Zeit für Neues ?!

Viel war in den letzten Monaten die Rede davon, dass es so nicht weitergehen kann. #corona stellte uns allen die Rute ins Fenster, durch die plötzlich greifbar war, was alles möglich ist, wenn es darauf ankommt. Dass dieses Mögliche sich darauf beschränkte, das System, so wie wir es kannten, im Namen des Lockdown herunterzufahren und im Kampf gegen einen äußeren Feind auf kontrollierte Gleichschaltung zu setzen, war der pandemischen Realität geschuldet. Der eigentliche Möglichkeitsraum – im Innen und Außen – blieb davon vorerst unberührt.
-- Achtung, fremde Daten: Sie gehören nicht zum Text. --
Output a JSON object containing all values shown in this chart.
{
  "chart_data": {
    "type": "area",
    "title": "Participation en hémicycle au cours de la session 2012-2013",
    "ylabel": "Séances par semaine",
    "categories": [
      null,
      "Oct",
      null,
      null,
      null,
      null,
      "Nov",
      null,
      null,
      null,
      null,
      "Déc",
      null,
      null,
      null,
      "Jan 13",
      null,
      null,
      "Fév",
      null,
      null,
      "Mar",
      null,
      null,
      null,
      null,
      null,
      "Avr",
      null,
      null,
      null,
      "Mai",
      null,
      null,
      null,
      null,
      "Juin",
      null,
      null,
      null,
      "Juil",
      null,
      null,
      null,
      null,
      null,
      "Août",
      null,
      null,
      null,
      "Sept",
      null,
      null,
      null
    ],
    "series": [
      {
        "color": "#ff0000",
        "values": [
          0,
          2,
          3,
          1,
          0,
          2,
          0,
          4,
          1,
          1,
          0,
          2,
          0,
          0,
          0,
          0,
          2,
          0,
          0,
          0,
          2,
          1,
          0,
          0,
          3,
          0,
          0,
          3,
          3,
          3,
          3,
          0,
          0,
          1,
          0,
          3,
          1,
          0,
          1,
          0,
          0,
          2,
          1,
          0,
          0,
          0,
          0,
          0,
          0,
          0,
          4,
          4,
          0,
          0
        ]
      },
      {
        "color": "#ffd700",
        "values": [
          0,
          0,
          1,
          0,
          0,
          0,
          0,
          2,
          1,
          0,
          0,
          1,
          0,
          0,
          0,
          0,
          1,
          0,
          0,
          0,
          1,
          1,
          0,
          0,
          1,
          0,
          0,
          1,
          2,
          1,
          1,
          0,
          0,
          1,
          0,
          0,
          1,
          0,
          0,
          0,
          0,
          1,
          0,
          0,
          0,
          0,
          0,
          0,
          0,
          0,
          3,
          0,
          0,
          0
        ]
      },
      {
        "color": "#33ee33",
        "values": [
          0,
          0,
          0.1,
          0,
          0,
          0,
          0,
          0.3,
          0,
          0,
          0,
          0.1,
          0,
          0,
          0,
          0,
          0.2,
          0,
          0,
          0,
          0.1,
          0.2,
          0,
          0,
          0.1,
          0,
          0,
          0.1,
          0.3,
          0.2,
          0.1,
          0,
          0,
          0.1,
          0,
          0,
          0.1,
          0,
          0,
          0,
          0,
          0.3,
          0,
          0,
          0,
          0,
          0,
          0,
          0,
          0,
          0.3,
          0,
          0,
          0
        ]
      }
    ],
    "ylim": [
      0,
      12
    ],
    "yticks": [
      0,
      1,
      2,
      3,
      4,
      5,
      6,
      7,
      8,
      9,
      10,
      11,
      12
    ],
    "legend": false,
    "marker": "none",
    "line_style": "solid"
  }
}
Mittlerweile ist #corona Teil unseres Alltags geworden. Wir lernen langsam, mit der Bedrohung zu leben. Und wir lernen, dieser Bedrohung den Ort zuzuweisen, der ihr gebührt. Erste vorsichtige Umarmungen zeigen es. Die neue Normalität ist die alte, die sich dabei über die Schulter sieht. Wir bewegen uns einfach etwas bewusster, das heißt, wir schauen uns bei der Bewegung zu. Wir vermeiden die Nähe zu Fremden und entscheiden sehr genau, wo wir das Risiko des Hautkontakts in Kauf nehmen. Was es nicht oder kaum mehr gibt, ist gedankenlose Nähe. Was es mehr gibt, ist vorsätzliche Nähe. Zufällige Verdichtungen in Gestalt von Ansammlungen sind verpönt, weil sie die Möglichkeit in sich tragen, nachträglich als #cluster stigmatisiert zu werden.

Nichts mehr erwarten

Der Sommer ist bald vorüber. Es war ein schwammiger Sommer, wie Christiane Bertolini in einem klugen Brief, der den Weg in meine Inbox fand, festhält. Nicht Fisch noch Fleisch. Auch die wieder zunehmenden Kondensstreifen am Himmel, die zeigen, dass das milliardenschwer unterstütze Alte keine Schwerkraft besitzt, können nicht darüber hinwegtäuschen, dass gedankenloses Fliegen wohl der Vergangenheit angehört. „Ich war nicht ganz rund mit dem Sommer, solange ich überlegt hab, ob ich was und was ich von ihm will,“ schreibt sie. „Seit ich beschlossen hab, mir nichts von ihm zu erwarten und einfach bei mir in meinem üblichen Umkreis das zu machen, was ich sowieso vorhatte, bin ich tiefenentspannt. Es ist in den besonderen Umständen noch empfehlenswerter als sonst sowieso auch schon immer, dort zu sein, wo das Klima in jeder Hinsicht für einen passt.“ In jeder Hinsicht! – eine starke Ansage. Das Glück besteht in diesem schwebenden Dazwischen, das sich Sommer nennt, besteht darin, die Erwartungen zurückzuschrauben und das, was man hat, wertzuschätzen.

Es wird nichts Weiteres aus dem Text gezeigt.